AWS Glue Data Catalog

The AWS Glue Data Catalog is an index to the location, schema, and runtime metrics of your data; it contains references to the underlying data sources. Information in the Data Catalog tables are stored as metadata tables, with each table specifying a single data store. Typically, you run a crawler to inventory the data in your data stores.

AWS Glue offers several ways to create a table within the data catalog, using the AWS Console and the “Create Table Wizard”, the AWS Glue Crawler, or directly as a DDL statement within Athena Query Editor.

Regardless of how the tables are created, the tables creation process registers the dataset with Athena. This registration occurs in the AWS Glue Data Catalog and enables Athena to run queries on the data.

Whichever option you choose, all three options create a table with which we can later connect to Exasol Virtual Schema. So, choose one of the three options that suits you the most. But first of all, we need to generate the source for our meta tables, which is a database within the data catalog.

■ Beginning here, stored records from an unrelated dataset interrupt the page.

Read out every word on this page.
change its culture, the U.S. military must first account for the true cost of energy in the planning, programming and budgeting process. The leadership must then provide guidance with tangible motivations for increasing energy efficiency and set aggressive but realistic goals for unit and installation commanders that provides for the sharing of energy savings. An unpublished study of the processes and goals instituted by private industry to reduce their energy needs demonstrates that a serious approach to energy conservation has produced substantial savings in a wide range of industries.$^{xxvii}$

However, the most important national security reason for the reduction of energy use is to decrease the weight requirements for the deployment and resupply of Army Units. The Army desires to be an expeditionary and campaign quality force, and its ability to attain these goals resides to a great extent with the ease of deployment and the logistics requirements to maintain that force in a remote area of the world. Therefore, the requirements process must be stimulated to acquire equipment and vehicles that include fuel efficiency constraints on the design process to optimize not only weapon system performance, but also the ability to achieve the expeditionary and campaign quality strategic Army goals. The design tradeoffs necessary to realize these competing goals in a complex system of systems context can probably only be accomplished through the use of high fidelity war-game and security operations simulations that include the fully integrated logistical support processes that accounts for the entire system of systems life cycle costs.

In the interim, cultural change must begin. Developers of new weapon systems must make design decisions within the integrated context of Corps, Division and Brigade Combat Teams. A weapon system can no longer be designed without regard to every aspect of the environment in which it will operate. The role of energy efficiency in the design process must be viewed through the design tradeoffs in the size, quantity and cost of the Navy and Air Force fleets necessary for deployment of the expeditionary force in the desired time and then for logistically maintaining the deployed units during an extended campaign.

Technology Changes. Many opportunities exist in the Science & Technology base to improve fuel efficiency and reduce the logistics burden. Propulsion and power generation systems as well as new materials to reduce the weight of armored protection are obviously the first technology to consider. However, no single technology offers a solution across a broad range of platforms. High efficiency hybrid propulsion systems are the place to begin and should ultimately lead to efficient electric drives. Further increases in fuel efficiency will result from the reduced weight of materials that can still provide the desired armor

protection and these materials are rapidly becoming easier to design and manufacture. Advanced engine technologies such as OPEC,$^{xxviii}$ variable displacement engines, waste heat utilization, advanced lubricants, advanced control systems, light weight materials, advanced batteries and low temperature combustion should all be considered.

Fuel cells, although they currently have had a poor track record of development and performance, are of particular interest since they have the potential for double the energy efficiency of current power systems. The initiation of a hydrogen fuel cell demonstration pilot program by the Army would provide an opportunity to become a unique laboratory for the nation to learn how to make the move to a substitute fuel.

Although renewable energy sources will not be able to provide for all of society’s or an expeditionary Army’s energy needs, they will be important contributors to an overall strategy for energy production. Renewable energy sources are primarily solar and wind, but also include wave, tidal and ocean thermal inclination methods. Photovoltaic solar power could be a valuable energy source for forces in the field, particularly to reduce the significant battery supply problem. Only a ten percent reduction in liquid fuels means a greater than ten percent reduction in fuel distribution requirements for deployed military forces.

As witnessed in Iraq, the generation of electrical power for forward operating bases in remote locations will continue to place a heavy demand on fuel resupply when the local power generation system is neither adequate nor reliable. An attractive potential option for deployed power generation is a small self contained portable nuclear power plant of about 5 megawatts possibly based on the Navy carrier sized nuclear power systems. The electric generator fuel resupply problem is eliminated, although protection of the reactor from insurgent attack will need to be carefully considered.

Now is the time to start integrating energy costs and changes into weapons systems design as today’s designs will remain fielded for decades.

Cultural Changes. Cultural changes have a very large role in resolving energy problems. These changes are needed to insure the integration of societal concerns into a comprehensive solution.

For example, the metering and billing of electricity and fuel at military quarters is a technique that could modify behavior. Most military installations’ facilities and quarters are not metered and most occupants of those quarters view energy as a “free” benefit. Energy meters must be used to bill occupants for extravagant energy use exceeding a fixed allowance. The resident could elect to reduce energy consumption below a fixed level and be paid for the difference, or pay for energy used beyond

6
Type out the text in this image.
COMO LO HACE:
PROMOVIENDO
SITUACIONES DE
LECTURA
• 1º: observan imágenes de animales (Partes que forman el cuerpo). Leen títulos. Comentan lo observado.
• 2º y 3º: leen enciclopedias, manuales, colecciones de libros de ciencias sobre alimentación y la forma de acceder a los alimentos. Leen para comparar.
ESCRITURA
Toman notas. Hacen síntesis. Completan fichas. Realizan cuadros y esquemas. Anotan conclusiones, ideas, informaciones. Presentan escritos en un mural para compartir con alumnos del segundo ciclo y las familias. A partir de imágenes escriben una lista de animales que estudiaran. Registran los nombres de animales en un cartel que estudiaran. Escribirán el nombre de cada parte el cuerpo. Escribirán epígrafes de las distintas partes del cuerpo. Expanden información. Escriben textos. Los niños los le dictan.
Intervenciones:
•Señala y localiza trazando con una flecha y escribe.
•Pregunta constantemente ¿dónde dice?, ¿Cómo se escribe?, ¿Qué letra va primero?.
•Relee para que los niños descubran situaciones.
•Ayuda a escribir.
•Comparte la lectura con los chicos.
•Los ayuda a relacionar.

Creating data catalog database

Sign in again to the AWS Management Console and open the AWS Glue Data Catalog.

Create a database

Choose “Add database”, enter a database name and finally click on the “Create database” button. In the AWS Glue data catalog, the database has now been successfully created.

Databases

There exist several options to create a data catalog table in AWS Athena:

  • AWS Glue Table Wizard
  • AWS Glue Crawler
  • AWS Athena DDL Statement

For the purpose of this workshop we will concentrate on using the Table Wizard approach. For the other approaches you will find example steps at the end of this chapters as a reference - in section Appendix. Whichever method you choose. Table Wizard offers the easiest way to create tables in the AWS Glue data catalog.

Creating data catalog table using “Table Wizard”

Just choose “Table” from the left-side menu and follow the instructions. The following screenshots give a small impression of how the creation of a simple CSV table could look like. Give the table the very same name as the file name, except for the .csv

Table Wizard

After specifing a table name you have to add the schema, add the nine rows of the table as shown below.

Add schema entry

Finish the wizard. As a result, you have a new table in the previously created database. If you go back to the tables’ list in AWS Glue and click Table Data for your table, you should see that AWS Athena can query the table and display the table’s content.